In a briefing held in Abuja on Wednesday, the Federal Government affirmed that the Port Harcourt Refining Company is undergoing rigorous testing procedures, reassuring the public of the imminent release of refined petroleum products into the market.
As oil marketers voiced concerns over the recent depreciation of the naira against the United States dollar, anticipating potential hikes in pump prices, the Nigerian National Petroleum Company Limited faced scrutiny over its ability to sustain current fuel costs amidst the challenging currency exchange rates, where one dollar now equates to approximately N1,450.
During an event in Abuja, Minister of State for Petroleum Resources, Heineken Lokpobiri, addressed queries regarding the status of the Port Harcourt refinery. He confirmed that while the mechanical completion of the refinery had been achieved, testing processes were still underway.
The announcement follows the Federal Government’s declaration on December 21, 2023, regarding the mechanical completion of rehabilitation works on Area-5 Plant of the Port Harcourt Refining Company in Rivers State. Initial projections suggested the facility would commence refining 60,000 barrels of crude oil after the holiday season, which did not materialize as planned.
Minister Lokpobiri clarified, “The mechanical aspect of the Port Harcourt refinery has been completed, and they are still test-running. These are substantial projects crucial to our economic survival, and I anticipate that product distribution will commence shortly.”
Lokpobiri drew parallels with the Dangote refinery, commissioned by the Buhari administration, highlighting the time required for operational readiness.
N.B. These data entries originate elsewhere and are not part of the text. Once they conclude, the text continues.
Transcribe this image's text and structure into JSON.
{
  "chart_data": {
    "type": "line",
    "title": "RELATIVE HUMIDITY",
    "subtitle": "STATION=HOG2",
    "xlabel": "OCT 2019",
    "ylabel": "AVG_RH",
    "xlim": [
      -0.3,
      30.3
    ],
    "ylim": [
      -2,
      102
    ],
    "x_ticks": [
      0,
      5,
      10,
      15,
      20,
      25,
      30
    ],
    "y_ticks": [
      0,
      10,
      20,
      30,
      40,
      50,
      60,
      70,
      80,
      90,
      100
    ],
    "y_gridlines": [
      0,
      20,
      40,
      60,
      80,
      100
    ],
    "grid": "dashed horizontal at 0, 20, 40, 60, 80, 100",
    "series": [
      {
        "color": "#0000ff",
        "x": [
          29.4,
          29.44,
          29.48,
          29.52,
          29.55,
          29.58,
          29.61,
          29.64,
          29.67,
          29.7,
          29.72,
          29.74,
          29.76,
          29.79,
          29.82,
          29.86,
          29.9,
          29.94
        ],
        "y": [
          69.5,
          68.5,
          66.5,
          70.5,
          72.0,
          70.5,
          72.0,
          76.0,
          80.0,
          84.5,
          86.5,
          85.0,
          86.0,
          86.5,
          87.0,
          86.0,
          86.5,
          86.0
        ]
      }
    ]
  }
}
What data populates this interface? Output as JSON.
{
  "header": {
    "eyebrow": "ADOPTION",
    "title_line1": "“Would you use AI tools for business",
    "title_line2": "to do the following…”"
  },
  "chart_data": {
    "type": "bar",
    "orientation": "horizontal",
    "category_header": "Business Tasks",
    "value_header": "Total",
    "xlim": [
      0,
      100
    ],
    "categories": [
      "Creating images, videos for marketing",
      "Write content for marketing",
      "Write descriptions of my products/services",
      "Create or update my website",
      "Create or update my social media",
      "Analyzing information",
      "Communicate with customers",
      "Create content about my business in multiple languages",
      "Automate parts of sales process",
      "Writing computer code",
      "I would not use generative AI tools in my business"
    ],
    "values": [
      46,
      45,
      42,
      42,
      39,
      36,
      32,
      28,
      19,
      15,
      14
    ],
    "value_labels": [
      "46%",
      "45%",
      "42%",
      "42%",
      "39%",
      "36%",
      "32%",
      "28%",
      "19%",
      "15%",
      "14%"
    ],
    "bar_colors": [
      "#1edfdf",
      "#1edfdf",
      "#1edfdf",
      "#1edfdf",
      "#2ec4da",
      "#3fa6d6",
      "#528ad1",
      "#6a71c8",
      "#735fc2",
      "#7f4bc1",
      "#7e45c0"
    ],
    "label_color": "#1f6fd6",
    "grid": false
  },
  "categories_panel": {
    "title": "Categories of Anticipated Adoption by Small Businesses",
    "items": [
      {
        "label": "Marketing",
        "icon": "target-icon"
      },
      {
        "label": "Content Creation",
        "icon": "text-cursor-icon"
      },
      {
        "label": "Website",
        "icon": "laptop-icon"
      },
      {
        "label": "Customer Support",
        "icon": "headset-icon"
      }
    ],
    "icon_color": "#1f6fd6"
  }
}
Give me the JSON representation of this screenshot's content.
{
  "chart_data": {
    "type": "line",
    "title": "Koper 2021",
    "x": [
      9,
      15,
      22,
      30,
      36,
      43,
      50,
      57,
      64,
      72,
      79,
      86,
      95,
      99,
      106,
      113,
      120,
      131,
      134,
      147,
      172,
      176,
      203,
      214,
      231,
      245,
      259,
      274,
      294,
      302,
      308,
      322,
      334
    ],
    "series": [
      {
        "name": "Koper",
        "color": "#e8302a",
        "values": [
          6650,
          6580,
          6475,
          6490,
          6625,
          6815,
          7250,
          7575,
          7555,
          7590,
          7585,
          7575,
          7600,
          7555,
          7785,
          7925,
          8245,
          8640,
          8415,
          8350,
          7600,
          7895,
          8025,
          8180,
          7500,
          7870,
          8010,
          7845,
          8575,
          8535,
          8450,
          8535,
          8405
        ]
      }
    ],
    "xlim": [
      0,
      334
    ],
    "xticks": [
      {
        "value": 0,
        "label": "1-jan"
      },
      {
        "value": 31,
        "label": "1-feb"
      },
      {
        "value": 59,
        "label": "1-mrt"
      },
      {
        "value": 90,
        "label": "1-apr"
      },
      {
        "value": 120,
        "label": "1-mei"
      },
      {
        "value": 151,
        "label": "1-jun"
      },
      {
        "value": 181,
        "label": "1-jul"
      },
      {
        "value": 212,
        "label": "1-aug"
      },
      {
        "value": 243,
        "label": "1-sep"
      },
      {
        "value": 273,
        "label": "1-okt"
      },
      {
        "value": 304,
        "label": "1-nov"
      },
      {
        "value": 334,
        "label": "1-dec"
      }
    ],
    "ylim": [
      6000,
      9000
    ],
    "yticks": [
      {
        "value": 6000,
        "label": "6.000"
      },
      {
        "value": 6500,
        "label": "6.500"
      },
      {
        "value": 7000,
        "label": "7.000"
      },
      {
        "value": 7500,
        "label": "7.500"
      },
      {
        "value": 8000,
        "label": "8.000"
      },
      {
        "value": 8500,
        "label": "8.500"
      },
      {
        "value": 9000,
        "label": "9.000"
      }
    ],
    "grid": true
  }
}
He expressed optimism that the Port Harcourt refinery, alongside the Warri refinery, would soon contribute to Nigeria’s refining capacity.
He emphasized, “With ongoing initiatives like modular refineries, offering capacities from 5,000 to 30,000 barrels, we envision addressing Nigeria’s energy demands and becoming a key supplier of refined products to West Africa.”
As the nation navigates currency fluctuations and strives to bolster its refining capabilities, the government’s commitment to energy sufficiency remains central amidst broader economic considerations.